Politikus PKS Nasir Djamil Kritisi KPK



Jabung Online  -- Politikus Partai Keadilan Sejahtera (PKS) Nasir Djamil mengkritisi budaya kerja di Komisi Pemberantasan Korupsi (KPK) yang dianggap kurang baik.

Ia menilai iklim kerja di internal KPK dipenuhi dengan budaya saling mencurigai antara satu pegawai dengan pegawai lainnya meskipun saling bekerja sama di institusi tersebut.

"Budaya KPK itu budaya saling mencurigai, antara lantai 1 dan lantai lainnya, itu penuh dengan kecurigaan, konon katanya kalau ada karyawan dari lantai 1 mau ke lantai 2 pasti dicurigai, ini ngapain ke sini, ada apa, dan sebagainya," kata Nasir dalam sebuah diskusi di kawasan Menteng, Jakarta, Sabtu (7/9).

Tak berhenti sampai di situ, Nasir mengatakan banyak kekuatan lain yang dianggap sebagai 'Kuda Troya' yang sengaja dimasukkan ke KPK selama ini. Ia menyatakan hal itu berdasarkan salah satu tulisan mantan Ketua KPK Taufiequrachman Ruki yang menyebut ada Kuda Troya dalam KPK.

Kuda Troya dikenal dalam cerita perang antara Yunani dengan Troya.
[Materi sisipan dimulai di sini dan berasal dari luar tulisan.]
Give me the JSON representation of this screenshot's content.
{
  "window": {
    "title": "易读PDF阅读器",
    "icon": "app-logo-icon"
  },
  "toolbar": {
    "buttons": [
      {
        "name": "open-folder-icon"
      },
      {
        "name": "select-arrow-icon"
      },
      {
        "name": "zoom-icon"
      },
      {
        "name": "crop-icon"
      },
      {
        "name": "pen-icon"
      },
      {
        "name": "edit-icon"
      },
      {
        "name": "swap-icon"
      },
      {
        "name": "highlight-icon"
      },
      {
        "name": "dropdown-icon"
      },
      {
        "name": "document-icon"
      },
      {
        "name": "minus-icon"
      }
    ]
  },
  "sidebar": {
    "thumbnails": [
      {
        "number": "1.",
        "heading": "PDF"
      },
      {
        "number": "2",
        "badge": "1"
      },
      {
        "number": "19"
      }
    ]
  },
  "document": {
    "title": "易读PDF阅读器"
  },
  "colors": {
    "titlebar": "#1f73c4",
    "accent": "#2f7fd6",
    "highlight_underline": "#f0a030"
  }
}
Kala itu orang-orang Yunani membangun sebuah kuda kayu raksasa dan menyembunyikan beberapa orang di dalamnya.

Orang-orang Troya menarik kuda kayu tersebut ke kota mereka sebagai lambang kemenangan. Namun, saat keadaan sepi pasukan Yunani keluar dari kuda kayu tersebut dan menghancurkan Troya. Istilah Kuda Troya kerap diidentikkan dengan tipu daya mengundang musuh ke tempat yang seharusnya terlindungi.
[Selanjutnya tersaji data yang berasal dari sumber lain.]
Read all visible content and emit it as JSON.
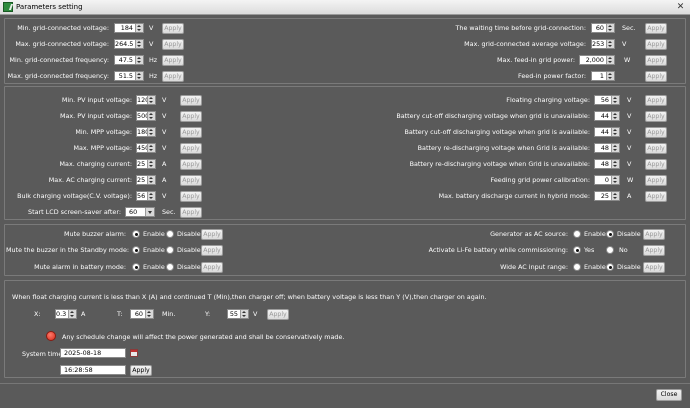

Nasir mengatakan salah satu indikasi ada 'Kuda Troya' di internal KPK bisa dilihat ada pihak yang sengaja membidik seseorang untuk dicari kasus korupsinya. Ia sendiri enggan menjelaskan siapa yang dimaksudnya sebagai 'Kuda Troya' itu.

"Banyak Kuda Troya di KPK ini, yang ingin menembak ini, menembak itu dan sebagainya," kata dia.
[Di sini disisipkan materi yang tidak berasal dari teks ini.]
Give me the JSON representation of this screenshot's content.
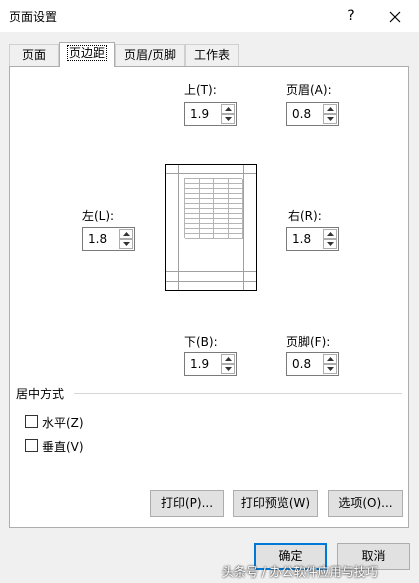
{
  "window": {
    "title": "页面设置",
    "help_label": "?"
  },
  "tabs": [
    {
      "label": "页面",
      "active": false
    },
    {
      "label": "页边距",
      "active": true
    },
    {
      "label": "页眉/页脚",
      "active": false
    },
    {
      "label": "工作表",
      "active": false
    }
  ],
  "margins": {
    "top": {
      "label": "上(T):",
      "value": "1.9"
    },
    "header": {
      "label": "页眉(A):",
      "value": "0.8"
    },
    "left": {
      "label": "左(L):",
      "value": "1.8"
    },
    "right": {
      "label": "右(R):",
      "value": "1.8"
    },
    "bottom": {
      "label": "下(B):",
      "value": "1.9"
    },
    "footer": {
      "label": "页脚(F):",
      "value": "0.8"
    }
  },
  "center": {
    "title": "居中方式",
    "horizontal": {
      "label": "水平(Z)",
      "checked": false
    },
    "vertical": {
      "label": "垂直(V)",
      "checked": false
    }
  },
  "panel_buttons": {
    "print": "打印(P)...",
    "preview": "打印预览(W)",
    "options": "选项(O)..."
  },
  "footer_buttons": {
    "ok": "确定",
    "cancel": "取消"
  },
  "watermark": "头条号 / 办公软件应用与技巧"
}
Melihat hal itu, Nasir mengatakan DPR memiliki semangat untuk terus memperbaiki dan memperkuat KPK dalam memberantas korupsi di Indonesia. 

PKS, kata dia, telah mengambil sikap untuk berada di tengah-tengah dalam menyikapi revisi UU KPK yang kini telah bergulir di DPR. Ia menyebut pihaknya tak ingin KPK sebagai institusi yang terlalu lemah maupun terlalu kuat dalam menjalankan tugasnya memberantas korupsi.

"Kalau terlalu kuat, dan tak ada instrumen yang mengawasi itu, itu tak bisa di kontrol. Jadi memang kita evaluasi, jangan sampai KPK itu tak bisa di kontrol. Dan enggak boleh juga KPK mengontrol dirinya sendiri. Jangan gitu," kata dia.

Di tempat yang sama, mantan Ketua KPK Abraham Samad membantah hal tersebut. Ia menegaskan KPK memiliki budaya kerja yang paling ideal dan dijadikan contoh oleh kementerian atau lembaga negara lainnya.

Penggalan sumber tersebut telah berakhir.